The bonding in RM is a metallic type of bonding, with the valence electrons delocalized in a conduction band. However, the state of the electrons is not l = 0 as in an ordinary metal, with the separate electrons characterized by different k wave number vectors. Instead, the electrons in each RM cluster have a special l number (or n B for simplicity) >0, for K N clusters being l = 4, 5, … since lower values are not possible due to overlap with inner electrons. This means that the valence electrons form closed circular standing waves , giving a mathematical description of the material very similar to the standing waves used to describe electrons in an ordinary metal. The bonding between such circular Rydberg-like atoms is due to exchange–correlation as in other cases of chemical bonding. In the classical limit, this can be modeled as a strong correlation between the electrons, which can only exist if all electrons in a cluster have the same l value. This classical model with strong electron correlation was studied in  and shown to give results similar to the quantum mechanical description due to Manykin et al. [6, 7]. The form of the RM clusters as concluded from theory is definitely a one-atom thick planar layer.
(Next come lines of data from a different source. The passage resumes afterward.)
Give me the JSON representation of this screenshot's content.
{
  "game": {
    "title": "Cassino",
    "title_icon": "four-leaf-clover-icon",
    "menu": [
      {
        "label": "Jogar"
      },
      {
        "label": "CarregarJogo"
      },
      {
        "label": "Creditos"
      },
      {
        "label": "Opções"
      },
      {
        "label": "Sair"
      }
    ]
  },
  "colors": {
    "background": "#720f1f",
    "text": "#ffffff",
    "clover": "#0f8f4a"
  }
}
The bond energy in an RM cluster has been calculated both classically and by quantum mechanics. At the low values of l (or n B for simplicity) studied here, the calculations are probably not very accurate, but they indicate a substantial bond energy of 0.9–1.5 eV at n B = 4 . This means that condensation is expected at room temperature and even at the temperature of the RM emitter used in the experiments.
Trying to form RM clusters from an ensemble of Rydberg atoms in the gas phase is of course meaningless. Many problems with such an approach are detailed in . Instead, a process based on an energy-absorbing surface (heat bath) which does not remove the electrons from the atoms (non-metal or low work function surface) has been shown to work very efficiently. On such a surface, Rydberg species of the adsorbed atoms are formed thermally and exist at a useful concentration in the surface boundary layer. The energy of forming a low Rydberg state of an alkali atom is not much higher than the desorption energy for the atom. In the case of K, the lowest Rydberg-like state at n = 4 has an excitation energy of 3.5 eV, while the desorption energy from an iron oxide surface similar to the emitter used here varies between 2.5 and 3.7 eV depending on the detailed surface composition . Similar values are found for other metal oxides. Further, the Rydberg atom–surface bond is weakened considerably when it becomes attached to other atoms in any form, like in an RM cluster. Thus, desorption of RM clusters K N is kinetically promoted relative to desorption of K atoms from many catalytically active surfaces. This is also found experimentally from the narrow angular distributions of desorption of K(RM) clusters [41, 42], which do not show the cosine distribution expected for desorption in thermal equilibrium with the surface. The results agree with a model in which several atoms combine in the surface boundary layer to a cluster which desorbs on-the-flight. Molecular beam experiments have also been done with addition of K atoms in the ground state to such desorbing K N (RM) clusters . This process presumably includes excitation energy transfer from a K Rydberg state in the surface boundary layer. It may also include redistribution of the excitation energy within the cluster, which is still coupled to the surface and can exchange energy with it. This study shows that the collision of K atoms with a K N (RM) cluster gives cluster growth, not fragmentation or deexcitation.
The form of the RM cloud created by desorption of small RM clusters is quite chaotic. The size of the cloud can be determined from the angular variation of the TOF signals and from variation of the emitter position relative to the laser beam, and is usually of the order of 2 cm in radius . It is probably a loose structure, mainly composed of preformed stable clusters characterized by magic numbers N = 7, 19, 37, 61 and 91. The clusters are loosely and transiently interconnected. They may even form stacks  at low enough temperatures. Their rotational motion has been studied by emission spectroscopy in the radiofrequency range [8, 12], as well as by nuclear spin-flips in the field from the orbiting electrons . The vibrational (phonon type) and electronic excitations in the K(RM) clusters were recently studied by Raman scattering in the IR . Amplified spontaneous emission (ASE) can be observed from the RM clusters both in the IR and the NIR  and in the radiofrequency range [8, 12], which means that selective emission processes exist. The ASE process is the basis for the stimulated emission in the widely tunable RM laser . The temperature of the RM, both in cluster translation and vibrational motion decreases due to these selective emission effects. This is observed as a smaller peak broadening in the TOF experiments since the initial kinetic energy (prior to the CE process) of any cluster or fragment released is smaller. Experiments regularly show temperatures of the K(RM) clusters down to 10 K and below , as also found in the present study.